4. Return Result: Finally, we return the total count ans.

Time and Space Complexity Analysis

• Time Complexity: O(n), where n is the number of dominoes. We iterate through the dominoes list once. The operations within the loop (generating the unique representation, accessing and updating the cnt array) are all constant time.
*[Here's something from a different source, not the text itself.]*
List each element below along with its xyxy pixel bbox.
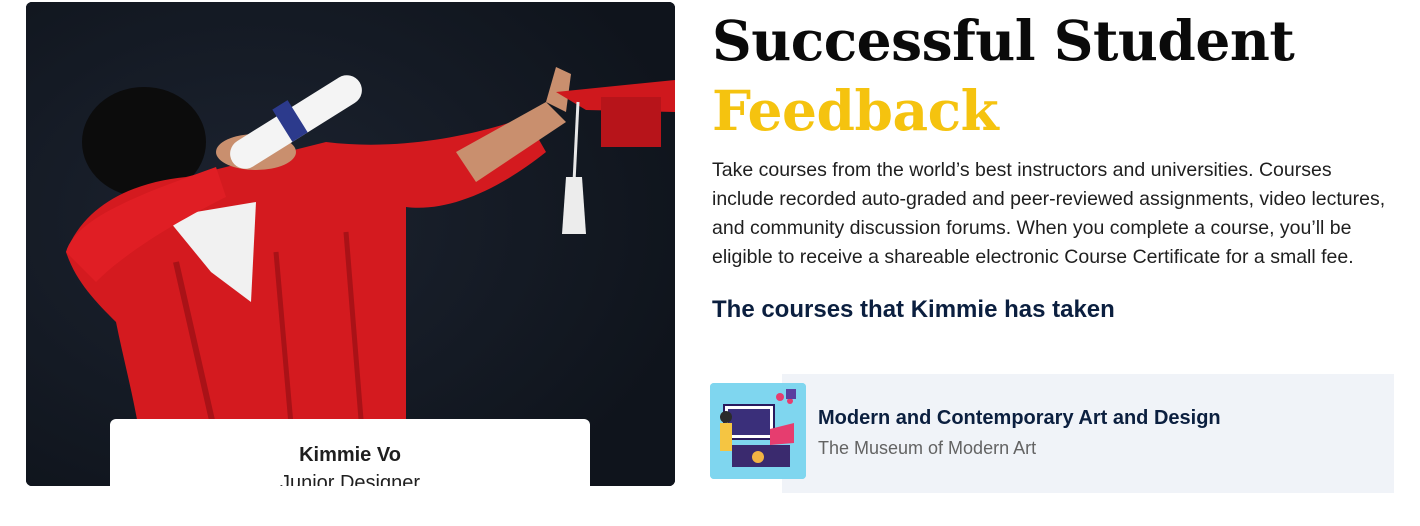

• Space Complexity: O(1). The cnt array has a fixed size of 100, regardless of the input size. Therefore, the space usage is constant.

Code Implementations

The code examples below demonstrate the approach in several programming languages. Note that the basic logic remains the same across all languages. The primary difference lies in the syntax and data structures used.

Python:

from collections import Counter
 
class Solution:
    def numEquivDominoPairs(self, dominoes: List[List[int]]) -> int:
        cnt = Counter()
        ans = 0
        for a, b in dominoes:
            x = min(a, b) * 10 + max(a, b) #efficient unique representation
            ans += cnt[x]
            cnt[x] += 1
        return ans
 

Java:

class Solution {
    public int numEquivDominoPairs(int[][] dominoes) {
        int[] cnt = new int[100];
        int ans = 0;
        for (int[] domino : dominoes) {
            int x = Math.min(domino[0], domino[1]) * 10 + Math.max(domino[0], domino[1]);
            ans += cnt[x];
            cnt[x]++;
        }
        return ans;
    }
}

C++:

class Solution {
public:
    int numEquivDominoPairs(vector<vector<int>>& dominoes) {
        int cnt[100] = {0};
        int ans = 0;
        for (auto& domino : dominoes) {
            int x = min(domino[0], domino[1]) * 10 + max(domino[0], domino[1]);
            ans += cnt[x];
            cnt[x]++;
        }
        return ans;
    }
};

Go:

func numEquivDominoPairs(dominoes [][]int) int {
	cnt := [100]int{}
	ans := 0
	for _, d := range dominoes {
		x := min(d[0], d[1])*10 + max(d[0], d[1])
		ans += cnt[x]
		cnt[x]++
	}
	return ans
}
 
func min(a, b int) int {
	if a < b {
		return a
	}
	return b
}
 
func max(a, b int) int {
	if a > b {
		return a
	}
	return b
}

These code examples all implement the same efficient counting algorithm with a time complexity of O(n) and a space complexity of O(1). The choice of language depends on personal preference and the context of the problem.